This is a basic question about my network configuration and just want some input if I'm overcomplicating things.
My setup:
1. OPNSense running on a firewall appliance which has six (6) ports, one used for WAN and the other five (5) are running their own subnets with VLAN tagging. With the exception of "Guest WiFi", each DHCP assigns a static IP address based on the MAC address of the device.
2. In 2020, I started automating my home and was adding new devices on my home LAN aggressively. In the beginning I'd some network congestion which inhibited few of the IoTs, so I started assigning all of my IoTs static IP addresses in their respective configuration files.
3. Now I've close to 100 IoTs installed throughout the house and I'm questioning the need to duplicate the effort of defining static IP address (against MAC) in the FW and in the configuration for each IoT device.
Question: Since all the IoTs are on one dedicated VLAN (with its own WiFi router), will I experience any network congestion if I configure each IoT in "DHCP" mode and let OPNSense dictate the static IP address assignment based on the IoT's MAC address.
I'll appreciate any pointers from others who may have more insights on network topologies or personal experiences.
Thanks.
What sort of "congestion" are you talking about? Was the DHCP service somehow unable to keep up with demand? Otherwise I can't imagine how static configuration vs. DHCP would affect network congestion.
Personally I use DHCP with static mappings (reservations) for most of my "things" - so I can "tell what's what", and manage things as needed (mDNS may be an alternative for the latter).
I would as well like to know what congestion you are talking about.

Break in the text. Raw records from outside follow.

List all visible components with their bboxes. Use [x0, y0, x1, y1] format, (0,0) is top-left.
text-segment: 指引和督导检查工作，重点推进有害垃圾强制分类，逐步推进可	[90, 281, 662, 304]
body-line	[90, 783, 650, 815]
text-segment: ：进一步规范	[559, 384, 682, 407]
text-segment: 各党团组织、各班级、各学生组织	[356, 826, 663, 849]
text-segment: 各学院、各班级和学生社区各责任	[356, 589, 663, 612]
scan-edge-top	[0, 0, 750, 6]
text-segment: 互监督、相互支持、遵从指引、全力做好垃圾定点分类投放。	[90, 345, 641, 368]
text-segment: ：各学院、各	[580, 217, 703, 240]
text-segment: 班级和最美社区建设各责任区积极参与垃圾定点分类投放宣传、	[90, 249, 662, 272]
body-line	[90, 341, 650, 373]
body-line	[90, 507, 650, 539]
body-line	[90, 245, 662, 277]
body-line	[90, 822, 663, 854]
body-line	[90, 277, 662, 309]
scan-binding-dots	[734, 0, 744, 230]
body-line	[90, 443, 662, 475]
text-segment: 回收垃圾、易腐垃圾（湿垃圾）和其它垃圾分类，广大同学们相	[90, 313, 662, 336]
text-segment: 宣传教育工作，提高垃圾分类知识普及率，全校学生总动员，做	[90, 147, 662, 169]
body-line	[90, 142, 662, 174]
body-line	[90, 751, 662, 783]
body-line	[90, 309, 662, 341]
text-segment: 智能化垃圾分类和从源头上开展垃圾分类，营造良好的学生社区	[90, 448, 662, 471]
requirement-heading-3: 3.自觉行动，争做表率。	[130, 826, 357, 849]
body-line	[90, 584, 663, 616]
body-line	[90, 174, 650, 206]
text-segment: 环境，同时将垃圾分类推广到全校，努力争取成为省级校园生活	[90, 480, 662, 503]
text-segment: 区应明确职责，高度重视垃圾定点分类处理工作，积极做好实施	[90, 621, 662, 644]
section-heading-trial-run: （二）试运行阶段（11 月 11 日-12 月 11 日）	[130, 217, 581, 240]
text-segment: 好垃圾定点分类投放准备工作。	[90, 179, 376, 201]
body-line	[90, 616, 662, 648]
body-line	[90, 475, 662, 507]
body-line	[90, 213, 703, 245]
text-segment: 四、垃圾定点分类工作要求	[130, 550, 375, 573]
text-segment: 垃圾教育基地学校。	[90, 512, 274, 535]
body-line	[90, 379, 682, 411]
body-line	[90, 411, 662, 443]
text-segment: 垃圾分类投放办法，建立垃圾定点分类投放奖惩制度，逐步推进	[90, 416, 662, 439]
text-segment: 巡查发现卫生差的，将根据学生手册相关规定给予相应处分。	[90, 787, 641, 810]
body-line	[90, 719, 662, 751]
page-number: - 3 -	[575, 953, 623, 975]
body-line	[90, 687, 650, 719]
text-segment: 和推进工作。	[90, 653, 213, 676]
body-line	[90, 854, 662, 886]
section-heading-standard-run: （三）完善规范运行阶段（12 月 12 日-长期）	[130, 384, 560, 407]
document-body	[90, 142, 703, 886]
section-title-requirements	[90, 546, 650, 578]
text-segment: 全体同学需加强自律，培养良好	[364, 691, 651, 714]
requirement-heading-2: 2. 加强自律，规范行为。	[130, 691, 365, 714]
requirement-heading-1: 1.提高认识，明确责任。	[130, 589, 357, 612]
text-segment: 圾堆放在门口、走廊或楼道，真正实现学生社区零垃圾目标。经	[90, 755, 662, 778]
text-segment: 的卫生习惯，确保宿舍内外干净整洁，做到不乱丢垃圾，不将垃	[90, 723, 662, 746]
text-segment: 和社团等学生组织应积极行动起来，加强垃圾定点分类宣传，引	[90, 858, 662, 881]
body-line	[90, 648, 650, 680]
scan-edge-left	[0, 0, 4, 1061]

Static DHCP mappings based on MAC are normal thing. I Do it like that, if I see new device in the system it will get DHCP IP and than I just bind it to an IP allocating an IP from the Pool.
Regards,
S.
Thanks @dseven and @seimus for your inputs.
My original message was getting long so I skipped few details. In 2020 when I started home automation, I was not using VLANs and had DHCP servers running on five (5) untagged interfaces. I also started experimenting with WiFi cameras and all the WIFi traffic (IoTs, home devices, cameras and guest) was handled by a single Orbi mesh router set. This topology clearly caused lot of unnecessary broadcasting across the home network and many of the devices (IoTs included) were either unable to get on the network or get enough bandwidth. So to circumvent that problem, I stated adding static IP addresses to each device whenever the device configuration permitted and I'm still continuing this habit.

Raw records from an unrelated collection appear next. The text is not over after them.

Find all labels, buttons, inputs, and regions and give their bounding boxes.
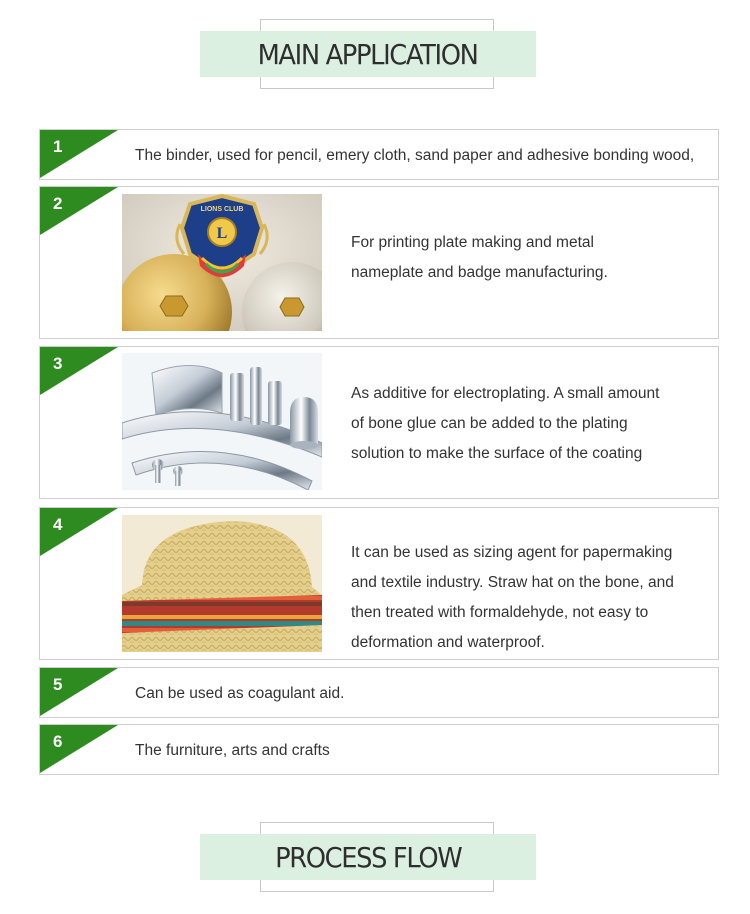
item-description [351, 228, 691, 288]
number-corner-marker [40, 187, 118, 235]
main-application-banner [200, 19, 536, 107]
application-item-6 [39, 724, 719, 775]
number-corner-marker [40, 130, 118, 178]
process-flow-title: PROCESS FLOW [274, 840, 462, 874]
item-number: 5 [53, 675, 63, 694]
item-line: It can be used as sizing agent for papermaking [351, 544, 673, 561]
badge-ring-text: LIONS CLUB [200, 206, 244, 213]
item-line: solution to make the surface of the coating [351, 445, 643, 462]
item-text: The furniture, arts and crafts [135, 742, 330, 759]
application-item-5 [39, 667, 719, 718]
item-line: nameplate and badge manufacturing. [351, 264, 608, 281]
main-application-title: MAIN APPLICATION [258, 37, 478, 71]
application-item-3 [39, 346, 719, 499]
item-line: of bone glue can be added to the plating [351, 415, 628, 432]
item-number: 1 [53, 137, 63, 156]
number-corner-marker [40, 725, 118, 773]
item-line: then treated with formaldehyde, not easy to [351, 604, 649, 621]
lions-club-badge-photo [122, 194, 322, 331]
item-number: 6 [53, 732, 63, 751]
item-description [351, 379, 691, 469]
banner-band [200, 834, 536, 880]
application-item-2 [39, 186, 719, 339]
svg-text:L: L [216, 225, 228, 242]
chrome-plated-fittings-photo [122, 353, 322, 490]
straw-hat-photo [122, 515, 322, 652]
item-text: The binder, used for pencil, emery cloth, sand paper and adhesive bonding wood, [135, 147, 695, 164]
item-number: 3 [53, 354, 63, 373]
banner-band [200, 31, 536, 77]
item-text: Can be used as coagulant aid. [135, 685, 345, 702]
application-item-4 [39, 507, 719, 660]
item-line: and textile industry. Straw hat on the bone, and [351, 574, 674, 591]
item-number: 2 [53, 194, 63, 213]
application-item-1 [39, 129, 719, 180]
item-description [351, 538, 691, 658]
item-number: 4 [53, 515, 63, 534]
item-line: deformation and waterproof. [351, 634, 545, 651]
number-corner-marker [40, 347, 118, 395]
item-line: As additive for electroplating. A small amount [351, 385, 660, 402]
process-flow-banner [200, 822, 536, 910]
number-corner-marker [40, 668, 118, 716]
item-line: For printing plate making and metal [351, 234, 594, 251]
number-corner-marker [40, 508, 118, 556]
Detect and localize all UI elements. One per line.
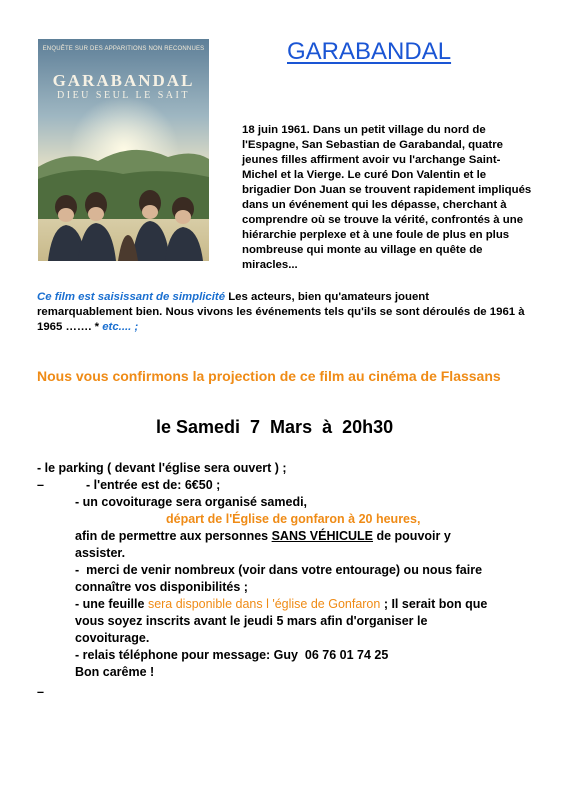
poster-tagline: ENQUÊTE SUR DES APPARITIONS NON RECONNUES [42,46,205,52]
film-poster-image [38,39,209,261]
screening-confirmation: Nous vous confirmons la projection de ce film au cinéma de Flassans [37,368,501,384]
poster-subtitle: DIEU SEUL LE SAIT [57,90,190,101]
poster-title: GARABANDAL [52,71,195,90]
closing-greeting: Bon carême ! [75,665,155,679]
entry-price: - l'entrée est de: 6€50 ; [86,478,221,492]
parking-info: - le parking ( devant l'église sera ouvert ) ; [37,461,287,475]
sheet-line-3: covoiturage. [75,631,150,645]
sheet-line-2: vous soyez inscrits avant le jeudi 5 mars afin d'organiser le [75,614,428,628]
purpose-text-a: afin de permettre aux personnes [75,529,272,543]
praise-outro: etc.... ; [102,321,139,333]
praise-body: Les acteurs, bien qu'amateurs jouent remarquablement bien. Nous vivons les événements tels qu'ils se sont déroulés de 1961 à 1965 ……. * [37,291,525,333]
screening-date: le Samedi 7 Mars à 20h30 [156,417,394,437]
sheet-text-a: - une feuille [75,597,148,611]
page-title[interactable]: GARABANDAL [287,38,452,65]
purpose-text-b: SANS VÉHICULE [271,529,373,543]
phone-relay: - relais téléphone pour message: Guy 06 76 01 74 25 [75,648,389,662]
departure-info: départ de l'Église de gonfaron à 20 heures, [166,512,421,526]
purpose-line-2: assister. [75,546,126,560]
praise-intro: Ce film est saisissant de simplicité [37,291,226,303]
come-line-2: connaître vos disponibilités ; [75,580,248,594]
dash-bullet-end: – [37,685,44,699]
come-line-1: - merci de venir nombreux (voir dans votre entourage) ou nous faire [75,563,483,577]
purpose-text-c: de pouvoir y [373,529,451,543]
sheet-text-b: sera disponible dans l 'église de Gonfaron [147,597,381,611]
synopsis-text: 18 juin 1961. Dans un petit village du nord de l'Espagne, San Sebastian de Garabandal, quatre jeunes filles affirment avoir vu l'archange Saint-Michel et la Vierge. Le curé Don Valentin et le brigadier Don Juan se trouvent rapidement impliqués dans un événement qui les dépasse, cherchant à comprendre où se trouve la vérité, confrontés à une hiérarchie perplexe et à une foule de plus en plus nombreuse qui monte au village en quête de miracles... [242,124,532,271]
dash-bullet: – [37,478,44,492]
sheet-line-1 [75,596,487,613]
praise-paragraph [37,290,527,335]
purpose-line [75,528,451,545]
carpool-info: - un covoiturage sera organisé samedi, [75,495,308,509]
sheet-text-c: ; Il serait bon que [380,597,488,611]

The above practice of assigning static IP at a device level eased the congestion a little bit but the problem really got sorted out when I added VLANs to the network and separated out the SSIDs for home devices, guest and IoTs. And specifically for the IoT subnet, the DHCP server on OPNSense has all devices IoTs MACs mapped to static IP addresses. So in short I'm duplicating efforts for static IP address assignment:
1) Within each IoT device configuration and
2) OPNSense DHCP server
My question was related to discontinuing 1) and simple let OPNSense handle the static IP mapping for each device based on the MAC address. Based on your comments it seems like a standard practice and should work for me without any foreseeable problems.

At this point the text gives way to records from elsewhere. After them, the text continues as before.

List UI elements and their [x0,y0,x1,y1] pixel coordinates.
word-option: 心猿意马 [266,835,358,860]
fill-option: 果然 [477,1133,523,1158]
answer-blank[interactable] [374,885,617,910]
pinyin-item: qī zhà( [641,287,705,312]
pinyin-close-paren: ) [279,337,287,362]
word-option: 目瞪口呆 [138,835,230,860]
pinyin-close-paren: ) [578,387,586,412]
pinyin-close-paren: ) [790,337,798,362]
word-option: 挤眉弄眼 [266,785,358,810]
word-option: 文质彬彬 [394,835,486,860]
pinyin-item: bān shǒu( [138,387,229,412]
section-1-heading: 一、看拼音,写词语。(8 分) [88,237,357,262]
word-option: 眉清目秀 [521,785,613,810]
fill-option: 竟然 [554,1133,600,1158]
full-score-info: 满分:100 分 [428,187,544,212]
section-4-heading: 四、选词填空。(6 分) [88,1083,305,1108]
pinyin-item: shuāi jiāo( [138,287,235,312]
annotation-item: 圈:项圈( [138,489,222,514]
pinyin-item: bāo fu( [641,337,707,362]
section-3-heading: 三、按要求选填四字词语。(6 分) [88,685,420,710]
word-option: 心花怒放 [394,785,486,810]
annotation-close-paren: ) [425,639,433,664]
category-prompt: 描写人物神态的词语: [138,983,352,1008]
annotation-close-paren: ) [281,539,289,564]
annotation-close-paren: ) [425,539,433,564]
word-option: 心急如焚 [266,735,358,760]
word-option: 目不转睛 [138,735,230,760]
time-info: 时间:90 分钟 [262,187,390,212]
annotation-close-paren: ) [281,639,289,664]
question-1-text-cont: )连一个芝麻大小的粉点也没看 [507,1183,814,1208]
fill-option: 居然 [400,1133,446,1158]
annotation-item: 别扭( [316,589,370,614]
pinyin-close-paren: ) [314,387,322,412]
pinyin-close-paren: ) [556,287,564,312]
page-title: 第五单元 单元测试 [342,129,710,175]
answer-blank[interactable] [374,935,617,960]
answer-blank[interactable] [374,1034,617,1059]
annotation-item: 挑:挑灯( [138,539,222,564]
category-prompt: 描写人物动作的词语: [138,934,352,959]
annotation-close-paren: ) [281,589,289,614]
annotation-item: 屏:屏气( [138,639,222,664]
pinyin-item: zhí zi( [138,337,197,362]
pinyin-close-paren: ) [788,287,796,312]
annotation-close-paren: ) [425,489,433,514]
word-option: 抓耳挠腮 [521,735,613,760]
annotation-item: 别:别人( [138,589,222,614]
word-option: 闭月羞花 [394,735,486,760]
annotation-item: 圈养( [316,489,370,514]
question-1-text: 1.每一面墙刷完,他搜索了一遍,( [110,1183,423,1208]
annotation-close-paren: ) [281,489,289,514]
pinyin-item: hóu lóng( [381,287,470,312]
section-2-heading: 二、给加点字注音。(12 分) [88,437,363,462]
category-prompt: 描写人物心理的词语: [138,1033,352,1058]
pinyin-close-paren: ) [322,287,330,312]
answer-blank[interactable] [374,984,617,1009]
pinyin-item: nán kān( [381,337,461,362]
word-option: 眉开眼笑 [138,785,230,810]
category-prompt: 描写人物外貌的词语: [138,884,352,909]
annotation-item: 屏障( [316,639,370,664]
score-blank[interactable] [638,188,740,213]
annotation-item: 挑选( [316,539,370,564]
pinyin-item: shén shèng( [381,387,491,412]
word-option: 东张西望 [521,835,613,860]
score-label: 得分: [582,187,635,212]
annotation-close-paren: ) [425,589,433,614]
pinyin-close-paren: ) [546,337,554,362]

Well no wonder you had such problems with only a one L3 network. Lot of those devices you mentioned like to "talk" or as I like to call it "spam the network". IoT devices and SmarTVs are notorious for flooding Broadcast traffic, what you basically have or had is a "Broadcast storm".
Thats one of the reasons VLANs should be used.
Also a lot of L2 managed switches have a function for controlling BUM traffic (Broadcast, Multicast, Unknown Unicast) on a per port level called "Storm control". You can set a threshold to rate limit BUM traffic and excess BUM traffic would be dropped per port. This is something you maybe could investigate more for you scenario, as you could potentially control BUM traffic closest to the source. This feature is usually used for endpoints (anything that is not a NW device such as Servers, Phones, PCs, IoT, etc.)
Regards,
S.
Quote from: Seimus on November 21, 2024, 09:55:02 AM
Also a lot of L2 managed switches have a function for controlling BUM traffic (Broadcast, Multicast, Unknown Unicast) on a per port level called "Storm control". You can set a threshold to rate limit BUM traffic and excess BUM traffic would be dropped per port. This is something you maybe could investigate more for you scenario, as you could potentially control BUM traffic closest to the source. This feature is usually used for endpoints (anything that is not a NW device such as Servers, Phones, PCs, IoT, etc.)
Thanks for your insightful comments. The VLANs had been a huge relief and honestly I learnt more networking via home automation project than reading OPNSense documentation. It is one thing to watch a YouTube video and slap two appliances on GNS3 to learn that "trunk was successfully formed" and another thing to have your wife screaming at you in the middle of the work day cos the garage door will not open!!
The L2 switches I'm using do have "storm throttling" option but I was not using this option so thanks for pointing me to the next step my in the journey or better learning!!